- O Globo / Folha de S. Paulo
Ela contaminou o século XX e agora é
diferente, pior
O vice-presidente Hamilton Mourão defendeu
a necessidade de punição do general Eduardo Pazuello dizendo que é preciso
“evitar que a anarquia se instaure dentro das Forças”.
Santas palavras. A partir da Proclamação da
República, em 1889, a anarquia militar empesteou a política brasileira do
século XX com pelo menos 14 levantes e seis golpes. Pode-se dizer que alguns
foram de direita, outros de esquerda, mas todos tinham uma essência política.
Os tenentes dos anos 20 queriam uma nova República. Até mesmo os generais que,
em 1969, empossaram a junta militar dos Três Patetas (expressão usada por
Ernesto Geisel em conversas privadas e Ulysses Guimarães em declaração pública)
agiram em nome de uma suposta defesa da ordem.
A má notícia é que hoje a anarquia militar
tem um pé na delinquência civil, para dizer o mínimo. Gregório Fortunato, o
“Anjo Negro” e chefe da guarda pessoal de Getúlio Vargas, era paisano. Fabrício
Queiroz, o chevalier servant dos
Bolsonaros, é um ex-policial militar. Nenhuma crise militar do século passado
teve PMs, muito menos conexões com milicianos. Em 1964, o general Humberto
Castello Branco disse que “não sendo milícia, as Forças Armadas não são armas
para empreendimentos antidemocráticos, destinam-se a garantir os poderes
constitucionais e sua coexistência”. À época, a palavra “milícia” tinha outro
significado.
Não passava pela cabeça dos generais do século passado conviver com a ideia de PMs amotinados. Em 1961, quando policiais militares de São Paulo rebelaram-se, o comandante da tropa de São Paulo, general Arthur da Costa e Silva, acabou com o levante no grito e prendeu os indisciplinados.

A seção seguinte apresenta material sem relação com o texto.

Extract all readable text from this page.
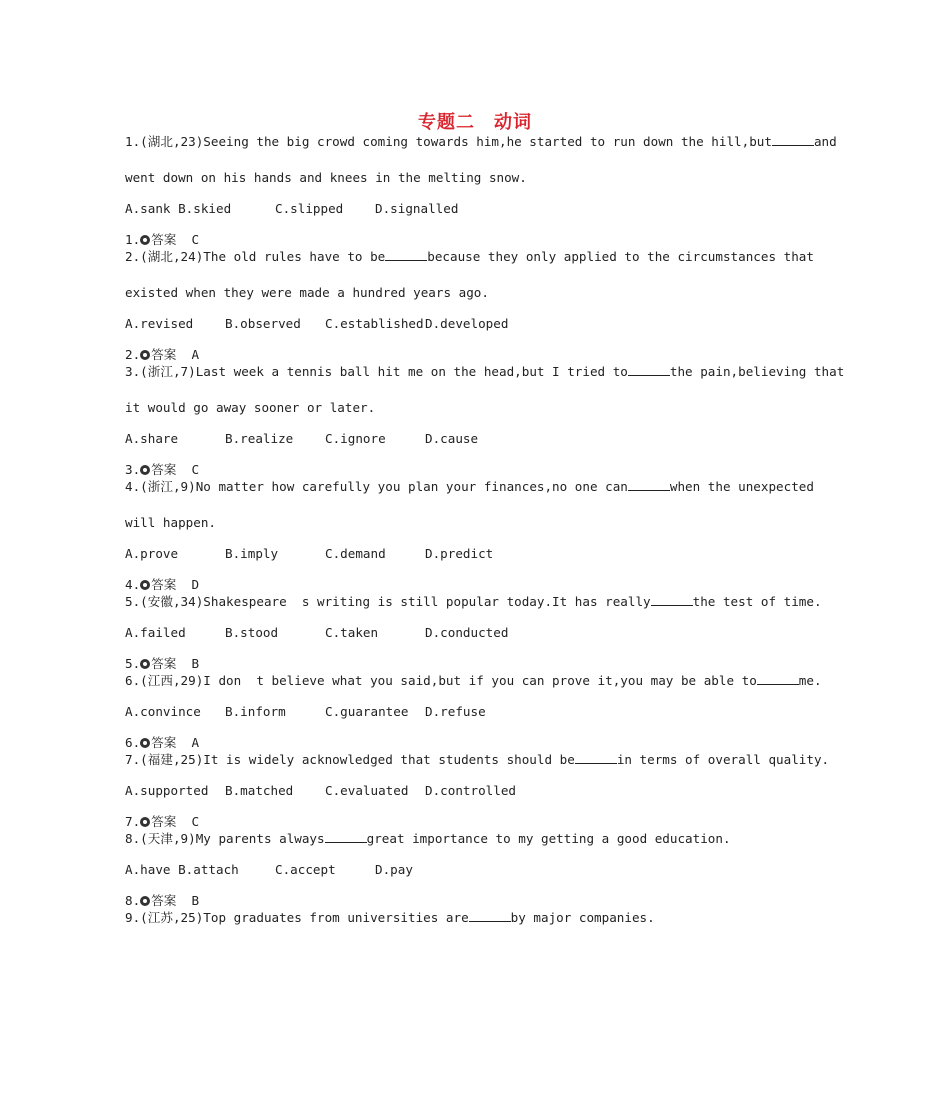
专题二　动词

1.(湖北,23)Seeing the big crowd coming towards him,he started to run down the hill,but	and

went down on his hands and knees in the melting snow.

A.sank B.skied	C.slipped	D.signalled

1. 答案 C

2.(湖北,24)The old rules have to be	because they only applied to the circumstances that

existed when they were made a hundred years ago.

A.revised	B.observed	C.established D.developed

2. 答案 A

3.(浙江,7)Last week a tennis ball hit me on the head,but I tried to	the pain,believing that

it would go away sooner or later.

A.share	B.realize	C.ignore	D.cause

3. 答案 C

4.(浙江,9)No matter how carefully you plan your finances,no one can	when the unexpected

will happen.

A.prove	B.imply	C.demand	D.predict

4. 答案 D

5.(安徽,34)Shakespeare  s writing is still popular today.It has really	the test of time.

A.failed	B.stood	C.taken	D.conducted

5. 答案 B

6.(江西,29)I don  t believe what you said,but if you can prove it,you may be able to	me.

A.convince	B.inform	C.guarantee	D.refuse

6. 答案 A

7.(福建,25)It is widely acknowledged that students should be	in terms of overall quality.

A.supported	B.matched	C.evaluated	D.controlled

7. 答案 C

8.(天津,9)My parents always	great importance to my getting a good education.

A.have B.attach	C.accept	D.pay

8. 答案 B

9.(江苏,25)Top graduates from universities are	by major companies.
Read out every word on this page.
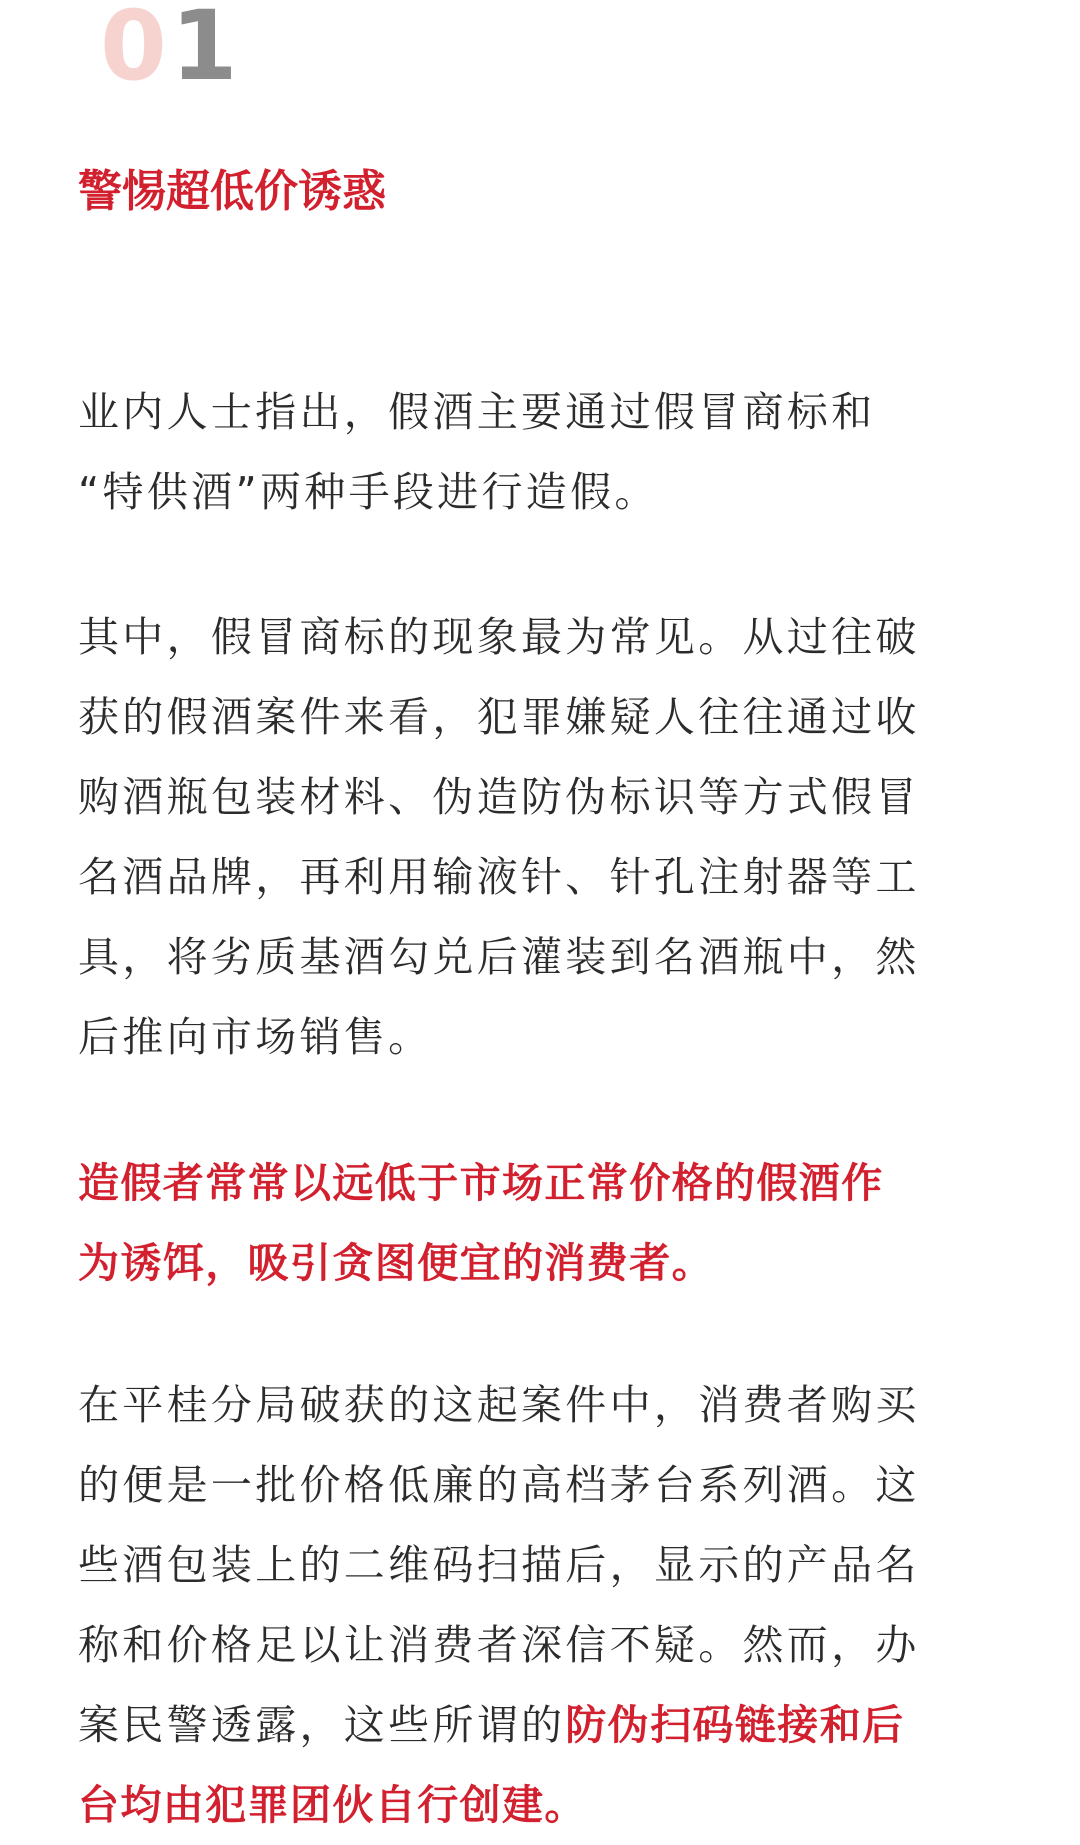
01
警惕超低价诱惑

业内人士指出，假酒主要通过假冒商标和
“特供酒”两种手段进行造假。

其中，假冒商标的现象最为常见。从过往破
获的假酒案件来看，犯罪嫌疑人往往通过收
购酒瓶包装材料、伪造防伪标识等方式假冒
名酒品牌，再利用输液针、针孔注射器等工
具，将劣质基酒勾兑后灌装到名酒瓶中，然
后推向市场销售。

造假者常常以远低于市场正常价格的假酒作
为诱饵，吸引贪图便宜的消费者。

在平桂分局破获的这起案件中，消费者购买
的便是一批价格低廉的高档茅台系列酒。这
些酒包装上的二维码扫描后，显示的产品名
称和价格足以让消费者深信不疑。然而，办
案民警透露，这些所谓的防伪扫码链接和后
台均由犯罪团伙自行创建。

A essência política da anarquia militar do
século XX cumpria um relativo ritual hierárquico. Em 1955, o general Odylio
Denys foi decisivo para que seu colega, o ministro Henrique Lott, depusesse
dois presidentes numa só noite. Seis anos depois, como ministro, prendeu-o por
ter defendido a posse de João Goulart.
Nessa anarquia, prevaleciam os generais
silenciosos, aqueles de que ninguém lembra o nome.
Bolsonaro gosta de falar em “minhas Forças
Armadas”. As tropas de chefes militares que comiam abelhas, como Floriano
Peixoto, não tinham dono. Também não existiam PMs amotinadas, milicianos, nem
generais da ativa em manifestações de motoqueiros paramentados. Cenas como as
da ação da PM no Recife no último domingo são um aviso de que a anarquia pode
vir de baixo. Os disparos de balas de borracha contra manifestantes foram uma
clara provocação anárquica, porém deliberada.
Hoje esses personagens existem e são um
fator relevante na desordem política e administrativa do país. A anarquia
militar de Bolsonaro é nova — e pior.
O risco de “que a anarquia se instaure
dentro das Forças” tornou-se visível com o general Pazuello subindo no carro de
som de Bolsonaro, mas ele está aí desde 2018, quando o comandante do Exército
sugeriu com seu famoso tuíte que o Supremo Tribunal Federal negasse o habeas
corpus que impediria a prisão de Lula. Ele ecoava uma manifestação do
comandante das tropas do Sul, general Jair Dantas Ribeiro, em 1962, forçando a
realização de um plebiscito para enterrar o regime parlamentarista. João
Goulart apostava na anarquia militar.